According to a report from the New York Times, two different investigations are tying up the merger between Digital World Acquisition Corp. and Trump Media & Technology Group with $300 million at stake.

As the Times reports, "That deal has been waylaid by two intensifying federal investigations. One is focused on whether preliminary merger discussions between Digital World and Trump Media violated federal securities laws. The other investigation is looking at whether a group of early investors in Digital World — who were brought into the deal by [deal architect Patrick] Orlando — engaged in improper trading."

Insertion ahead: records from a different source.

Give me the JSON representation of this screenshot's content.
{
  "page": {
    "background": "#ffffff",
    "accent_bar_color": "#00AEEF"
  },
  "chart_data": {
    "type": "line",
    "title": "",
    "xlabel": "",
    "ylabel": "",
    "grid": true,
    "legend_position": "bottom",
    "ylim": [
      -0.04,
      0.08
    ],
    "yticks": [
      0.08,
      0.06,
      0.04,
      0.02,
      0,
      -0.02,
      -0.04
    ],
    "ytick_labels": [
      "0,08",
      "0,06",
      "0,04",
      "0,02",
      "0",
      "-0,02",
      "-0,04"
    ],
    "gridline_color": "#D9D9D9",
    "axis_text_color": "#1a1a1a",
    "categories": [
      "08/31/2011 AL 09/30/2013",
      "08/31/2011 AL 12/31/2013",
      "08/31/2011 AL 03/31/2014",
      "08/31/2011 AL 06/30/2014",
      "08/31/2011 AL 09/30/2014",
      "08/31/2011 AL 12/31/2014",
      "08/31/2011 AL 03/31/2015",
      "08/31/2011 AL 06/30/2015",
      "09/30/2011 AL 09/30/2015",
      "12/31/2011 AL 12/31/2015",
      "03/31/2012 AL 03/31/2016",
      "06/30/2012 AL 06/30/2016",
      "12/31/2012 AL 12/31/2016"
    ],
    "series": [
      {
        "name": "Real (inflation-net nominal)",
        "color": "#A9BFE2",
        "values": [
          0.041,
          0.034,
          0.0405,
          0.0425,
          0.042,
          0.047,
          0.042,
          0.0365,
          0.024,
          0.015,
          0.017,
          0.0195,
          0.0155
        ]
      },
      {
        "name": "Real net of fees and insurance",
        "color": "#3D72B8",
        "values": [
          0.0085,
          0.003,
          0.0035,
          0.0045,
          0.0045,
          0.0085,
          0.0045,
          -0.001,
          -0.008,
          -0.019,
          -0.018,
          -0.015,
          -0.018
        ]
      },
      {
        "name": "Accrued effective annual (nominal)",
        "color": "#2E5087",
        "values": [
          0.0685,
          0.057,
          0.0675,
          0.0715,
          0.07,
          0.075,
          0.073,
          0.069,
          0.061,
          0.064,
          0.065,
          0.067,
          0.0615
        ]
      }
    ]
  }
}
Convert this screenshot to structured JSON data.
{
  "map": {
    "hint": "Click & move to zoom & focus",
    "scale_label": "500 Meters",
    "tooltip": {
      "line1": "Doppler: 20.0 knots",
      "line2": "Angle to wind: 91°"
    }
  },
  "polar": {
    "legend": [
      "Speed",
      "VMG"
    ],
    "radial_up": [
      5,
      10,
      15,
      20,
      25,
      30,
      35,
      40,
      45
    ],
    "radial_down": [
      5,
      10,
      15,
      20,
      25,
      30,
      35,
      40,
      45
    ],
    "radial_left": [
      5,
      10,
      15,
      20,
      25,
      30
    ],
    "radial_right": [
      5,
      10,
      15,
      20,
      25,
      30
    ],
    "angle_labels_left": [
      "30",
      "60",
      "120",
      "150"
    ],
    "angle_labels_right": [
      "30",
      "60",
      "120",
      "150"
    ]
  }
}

With a six-month deadline looming, there is concerns by executives from both companies that two federal investigations won't wrap up in time and they will have to refund the money dumped into the company's early investors.

"Executives of Trump Media and some shareholders of Digital World have accused the S.E.C. of trying to run out the clock. In February, officials with Trump Media sent a letter to several Republican congressmen asking them to open an investigation into the S.E.C.’s refusal to approve the deal, accusing regulators of being biased against the former president," the report states. "SPACs are not allowed to hold serious merger discussions before they go public, and if they do, it can violate federal securities laws. Federal authorities are trying to determine if Digital World’s talks with Trump Media were substantive enough that they should have been disclosed before the SPAC sold shares to the public in September 2021."

According to one expert in securities laws, Michael Klausner of Stanford Law School, "If it was clearly prearranged, that was an egregious violation. The S.E.C. has the discretion to stop a merger where the disclosures violate security laws.”